A Base Nacional Comum Curricular (BNCC) estabelece seis direitos que devem ser assegurados às crianças na Educação Infantil: conviver, brincar, participar, explorar, expressar e conhecer-se.

Mais do que termos presentes nos planejamentos, esses direitos ajudam a compreender como a criança aprende e se desenvolve e qual é o papel do professor na organização de experiências significativas.

Neste artigo, vamos conhecer cada um deles e entender como podem orientar a prática pedagógica.

O que são os direitos de aprendizagem e desenvolvimento na Educação Infantil?Õ

Conviver envolve relacionar-se com outras crianças e adultos, em pequenos e grandes grupos, utilizando diferentes linguagens e aprendendo a reconhecer e respeitar as diferenças. (Base Nacional Comum⁠)

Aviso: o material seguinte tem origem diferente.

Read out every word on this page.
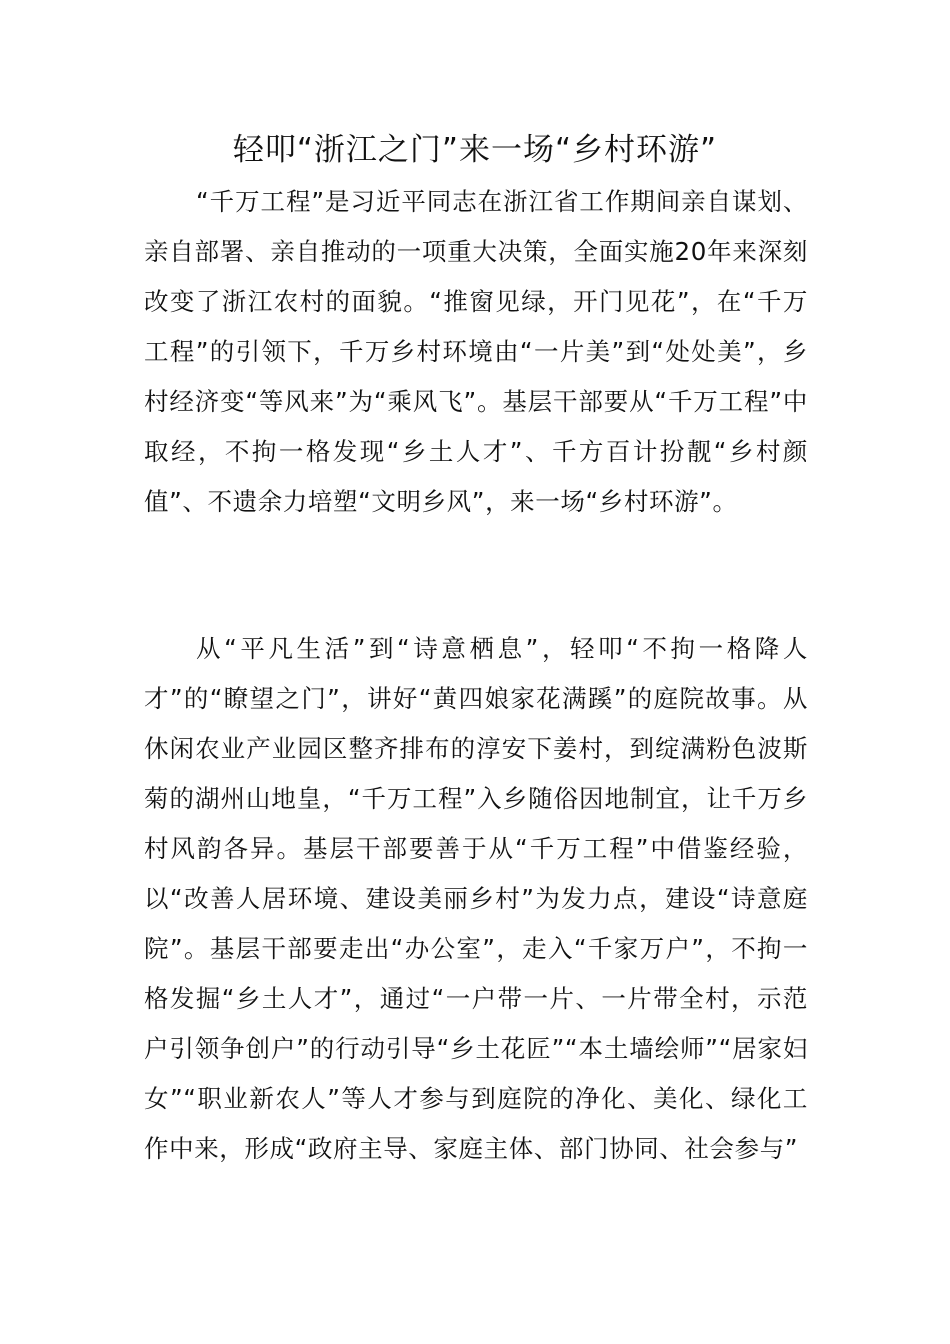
轻叩“浙江之门”来一场“乡村环游”

“千万工程”是习近平同志在浙江省工作期间亲自谋划、亲自部署、亲自推动的一项重大决策，全面实施20年来深刻改变了浙江农村的面貌。“推窗见绿，开门见花”，在“千万工程”的引领下，千万乡村环境由“一片美”到“处处美”，乡村经济变“等风来”为“乘风飞”。基层干部要从“千万工程”中取经，不拘一格发现“乡土人才”、千方百计扮靓“乡村颜值”、不遗余力培塑“文明乡风”，来一场“乡村环游”。

从“平凡生活”到“诗意栖息”，轻叩“不拘一格降人才”的“瞭望之门”，讲好“黄四娘家花满蹊”的庭院故事。从休闲农业产业园区整齐排布的淳安下姜村，到绽满粉色波斯菊的湖州山地皇，“千万工程”入乡随俗因地制宜，让千万乡村风韵各异。基层干部要善于从“千万工程”中借鉴经验，以“改善人居环境、建设美丽乡村”为发力点，建设“诗意庭院”。基层干部要走出“办公室”，走入“千家万户”，不拘一格发掘“乡土人才”，通过“一户带一片、一片带全村，示范户引领争创户”的行动引导“乡土花匠”“本土墙绘师”“居家妇女”“职业新农人”等人才参与到庭院的净化、美化、绿化工作中来，形成“政府主导、家庭主体、部门协同、社会参与”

Na prática, esse direito está presente quando as crianças:

brincam juntas;

participam de rodas de conversa;

compartilham materiais;

aprendem a negociar durante uma brincadeira;

constroem combinados;

resolvem conflitos com mediação;

percebem e respeitam diferentes formas de ser, pensar e viver.

Qual é o papel do professor?

Criar oportunidades reais de interação, observar as relações entre as crianças, incentivar o diálogo e realizar mediações quando necessário.

Conviver não significa simplesmente colocar várias crianças no mesmo espaço. A convivência também precisa ser intencionalmente favorecida pelo cotidiano pedagógico.

2. Brincar

Brincar é um direito fundamental da criança e ocupa lugar central na Educação Infantil.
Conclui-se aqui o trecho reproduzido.